Покачав крыльями над этим страшным местом, Нина перевела самолет в угол набора высоты и передала управление Борису.
Когда они вернулись на аэродром и Борис подошел к Нине выслушать замечания, она долго смотрела куда-то выше его плеча, потом сказала:
— Вы отлично слетали. Компас как гвоздем прибит. Что же касается моего вмешательства, прошу нигде об этом не рассказывать… — Помолчала и добавила совсем тихо: — Я почти всегда прохожу в тех местах на малой высоте. Там погиб Дремов…
Курсанты Соколовой под вечер сошлись в общежитии и с нетерпением ждали возвращения Бориса. Сегодня он должен был закончить программу. Если ничего не помешало и он благополучно отлетал, то завтра все они будут сдавать зачет по технике пилотирования специальной комиссии. А еще через несколько дней они получат назначения. Кто-то, возможно, сразу поедет на фронт — пилотом связи или в легко-моторную бомбардировочную авиацию, а кто-то пойдет в авиационное училище — на скоростную авиацию.
Сейчас друзья чистили винтовки и говорили о том, о сем.
— Студент, — говорил Сережка Зуброву, — а тебя, однако, оставят инструктором. Уж больно фигуру имеешь внушительную.
— Не в пример твоей, — рассердился Всеволод. — Болтаешь, сам не зная что. «Фигура подходящая»! Судить по фигуре, так тебя пришлось бы откомандировать в обоз ассенизаторов.
— Дэсять-ноль в пользу Студента! — отметил Валико.
— Нина и Борис идут! — радостно воскликнул Сергей.
Все торопливо поставили винтовки в пирамиду и выскочили встречать товарищей. Борис улыбался, и, еще не спрашивая, все поняли, что он хорошо выполнил нужные полеты.
— Сразу видно тыловиков, — сказал он, показывая Нине на встречающих. — Наглаженные, умытые, воротнички подшиты, сапоги блестят.
— Да, ты прав, — согласился Всеволод, осматривая себя и Бориса.
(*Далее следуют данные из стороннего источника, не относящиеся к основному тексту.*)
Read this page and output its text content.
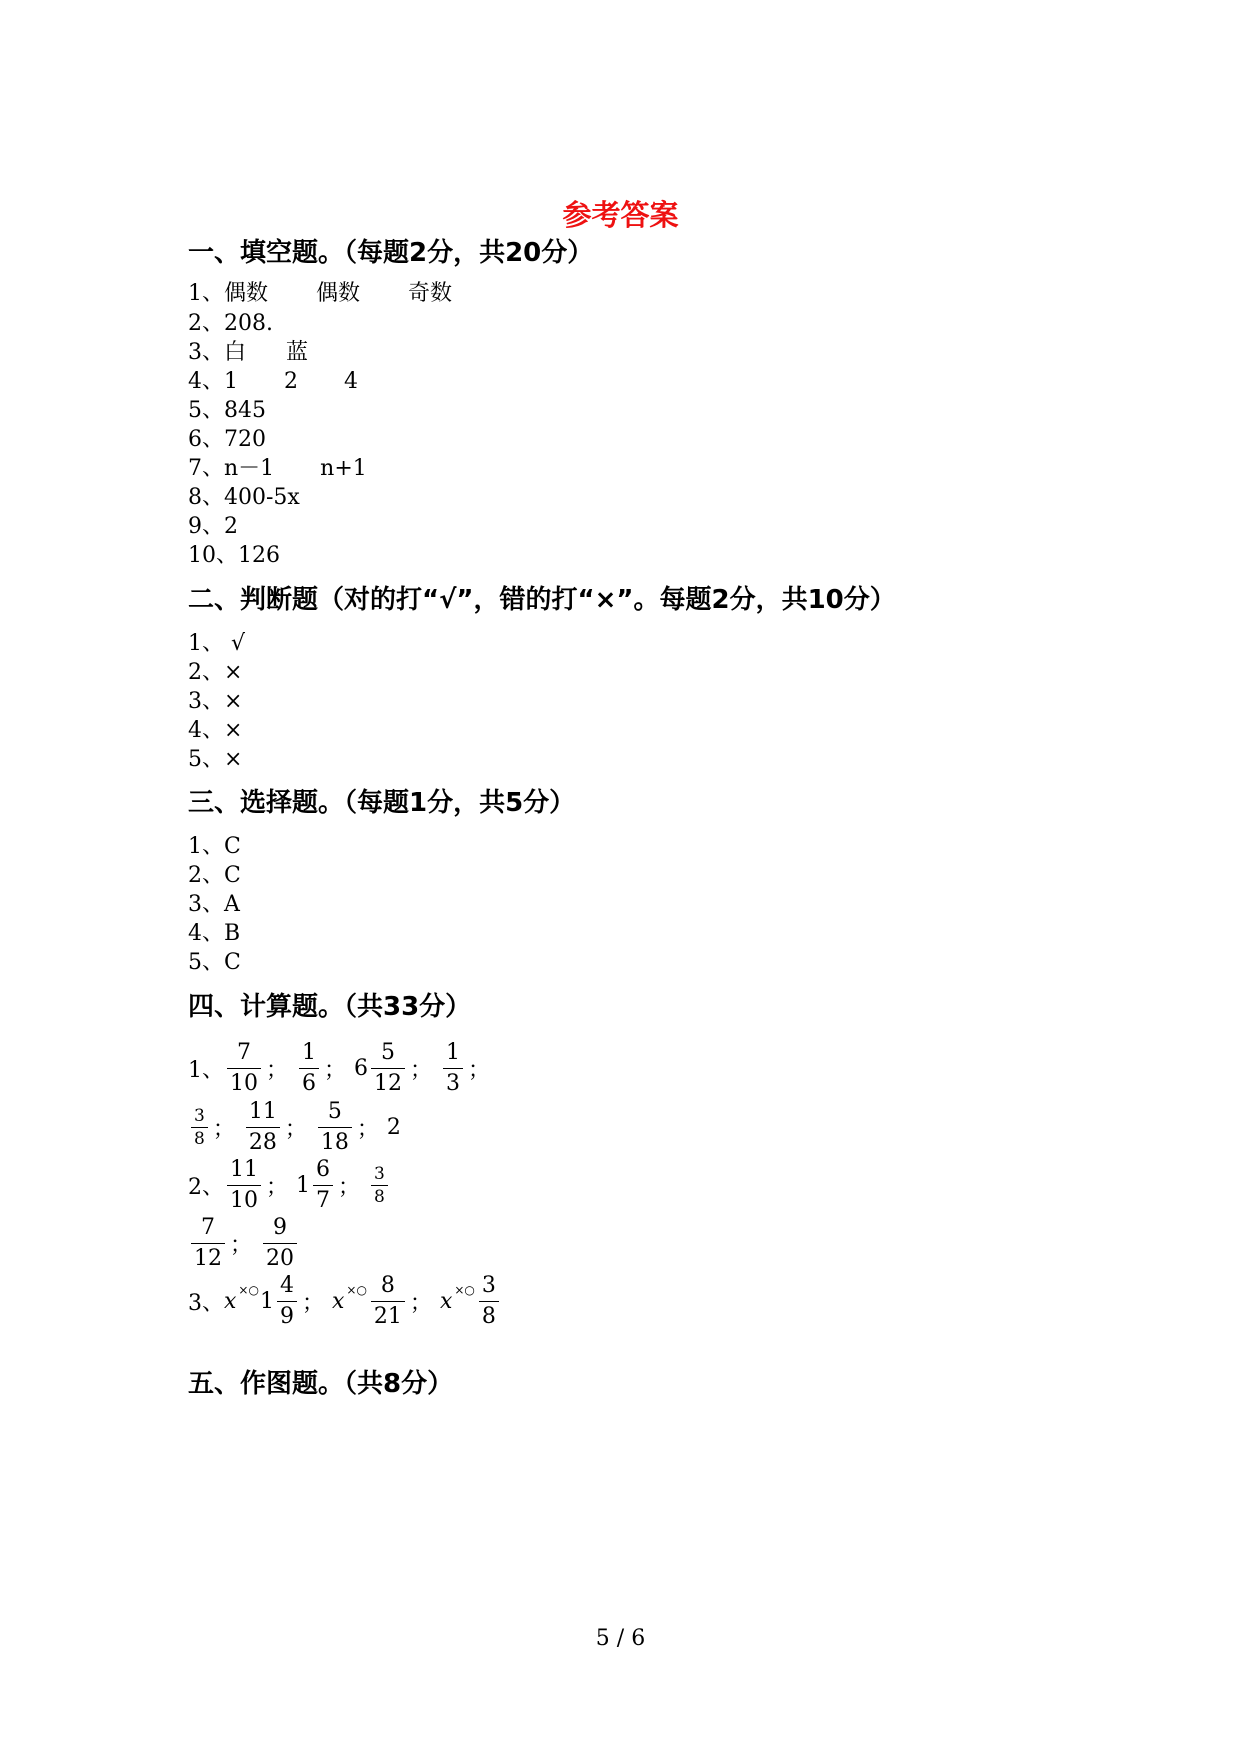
参考答案
一、填空题。（每题2分，共20分）
1、偶数 偶数 奇数
2、208.
3、白 蓝
4、1 2 4
5、845
6、720
7、n－1 n+1
8、400-5x
9、2
10、126
二、判断题（对的打“√”，错的打“×”。每题2分，共10分）
1、 √
2、×
3、×
4、×
5、×
三、选择题。（每题1分，共5分）
1、C
2、C
3、A
4、B
5、C
四、计算题。（共33分）
1、 $\frac{7}{10}$ ； $\frac{1}{6}$ ； $6 \frac{5}{12}$ ； $\frac{1}{3}$ ；
$\frac{3}{8}$ ； $\frac{11}{28}$ ； $\frac{5}{18}$ ； 2
2、 $\frac{11}{10}$ ； $1 \frac{6}{7}$ ； $\frac{3}{8}$
$\frac{7}{12}$ ； $\frac{9}{20}$
3、 x ×○ $1 \frac{4}{9}$ ； x ×○ $\frac{8}{21}$ ； x ×○ $\frac{3}{8}$
五、作图题。（共8分）
5 / 6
Время на подготовку к завтрашним полетам было ограничено, поэтому Нина, не переодеваясь и не отдыхая после полетов, начала проверку знаний курсантов. Опросив их и убедившись, что все в порядке, она попрощалась и ушла к себе.
Вечер был теплый и тихий. Курсанты и механики, вернувшиеся с полетов, плескались в арыке. Многие уже готовились ко сну. Несколько человек собрались в курилке. Бережко, механик Соколовой, сидел раздетый до пояса и отгонял комаров табачным дымом; Баринский, как всегда, был разодет по-праздничному. Прищурив левый глаз, он любовался носком начищенного до блеска хромового сапога.
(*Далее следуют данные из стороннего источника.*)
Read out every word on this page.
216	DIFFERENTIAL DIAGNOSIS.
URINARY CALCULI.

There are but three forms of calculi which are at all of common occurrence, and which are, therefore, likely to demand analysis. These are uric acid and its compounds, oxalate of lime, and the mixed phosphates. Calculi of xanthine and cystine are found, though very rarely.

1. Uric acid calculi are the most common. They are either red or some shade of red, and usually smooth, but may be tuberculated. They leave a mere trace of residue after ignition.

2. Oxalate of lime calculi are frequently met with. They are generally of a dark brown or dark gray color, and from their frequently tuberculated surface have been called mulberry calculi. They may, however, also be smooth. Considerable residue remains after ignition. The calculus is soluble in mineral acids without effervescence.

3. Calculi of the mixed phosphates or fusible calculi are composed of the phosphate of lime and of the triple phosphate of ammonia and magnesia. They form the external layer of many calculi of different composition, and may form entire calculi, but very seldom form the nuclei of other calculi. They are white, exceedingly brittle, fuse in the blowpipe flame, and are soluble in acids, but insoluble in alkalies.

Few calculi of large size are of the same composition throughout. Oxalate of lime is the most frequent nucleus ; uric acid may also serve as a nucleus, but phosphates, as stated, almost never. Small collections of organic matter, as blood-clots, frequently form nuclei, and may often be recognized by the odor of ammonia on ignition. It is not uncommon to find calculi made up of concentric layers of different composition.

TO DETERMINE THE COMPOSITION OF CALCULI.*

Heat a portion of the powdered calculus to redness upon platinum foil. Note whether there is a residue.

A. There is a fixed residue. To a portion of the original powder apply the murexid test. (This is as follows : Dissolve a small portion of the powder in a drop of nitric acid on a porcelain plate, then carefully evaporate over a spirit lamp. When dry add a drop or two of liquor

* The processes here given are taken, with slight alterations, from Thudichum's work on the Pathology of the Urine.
— Чистился ты, друг, чистился, — подсмеивался над ним Бережко, — а нашей Ниночке все-таки понравиться не сумел.
— Откуда это у тебя такие сведения? — спросил с ухмылкою Баринский. — Ты что, шпионил за нами?
— Была охота. Я и так знаю. На нее, брат, такие орлы заглядываются, не чета тебе, и то безрезультатно. Например, я. Чем не орел-мужчина?! — Бережко выпятил голую грудь, на которой так и вздулись могучие мышцы. — Я, дорогой, знаешь, когда самолет за хвост затаскиваю, то никого себе на помощь не зову.
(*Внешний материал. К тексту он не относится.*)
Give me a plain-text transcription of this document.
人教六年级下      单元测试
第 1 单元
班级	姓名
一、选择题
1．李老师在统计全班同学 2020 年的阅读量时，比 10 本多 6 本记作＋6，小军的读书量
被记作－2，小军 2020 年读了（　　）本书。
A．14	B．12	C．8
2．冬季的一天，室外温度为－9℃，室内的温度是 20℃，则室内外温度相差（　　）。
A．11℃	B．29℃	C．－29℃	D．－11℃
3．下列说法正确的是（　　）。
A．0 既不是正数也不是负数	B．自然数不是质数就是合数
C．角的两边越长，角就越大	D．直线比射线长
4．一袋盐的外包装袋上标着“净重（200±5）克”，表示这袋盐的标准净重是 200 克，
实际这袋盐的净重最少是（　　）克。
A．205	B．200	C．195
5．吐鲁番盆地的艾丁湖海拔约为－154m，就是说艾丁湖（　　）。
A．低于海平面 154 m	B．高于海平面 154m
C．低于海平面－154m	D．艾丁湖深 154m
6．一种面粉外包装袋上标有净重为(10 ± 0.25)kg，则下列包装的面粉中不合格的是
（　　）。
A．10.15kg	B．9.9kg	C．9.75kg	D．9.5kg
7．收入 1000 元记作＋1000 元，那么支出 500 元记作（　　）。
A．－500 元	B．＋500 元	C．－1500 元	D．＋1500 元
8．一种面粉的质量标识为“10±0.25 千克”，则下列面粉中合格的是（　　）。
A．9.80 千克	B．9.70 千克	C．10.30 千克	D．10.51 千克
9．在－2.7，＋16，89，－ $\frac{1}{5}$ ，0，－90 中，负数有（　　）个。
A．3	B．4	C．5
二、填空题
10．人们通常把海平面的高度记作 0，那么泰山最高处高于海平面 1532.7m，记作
— Подумаешь, достоинство! — Баринский сплюнул сквозь зубы.
— Достоинство или нет, — не унимался Бережко, — а Нина — тю-тю. Пустой номерок вытащил!
— Ну, это положим, ты ошибся. Она мне надоела. Я, брат, по-фронтовому: раз, раз — и в дамки…
Бережко с удивлением посмотрел на Баринского, потом на подошедших Валентина и Сережку. Дескать, вы слышали, что сказал этот наглец? Они слышали, и Валентин вмешался:
— Знаешь что, парень, шутка шутке рознь, дураки могут принять твою болтовню за чистую монету…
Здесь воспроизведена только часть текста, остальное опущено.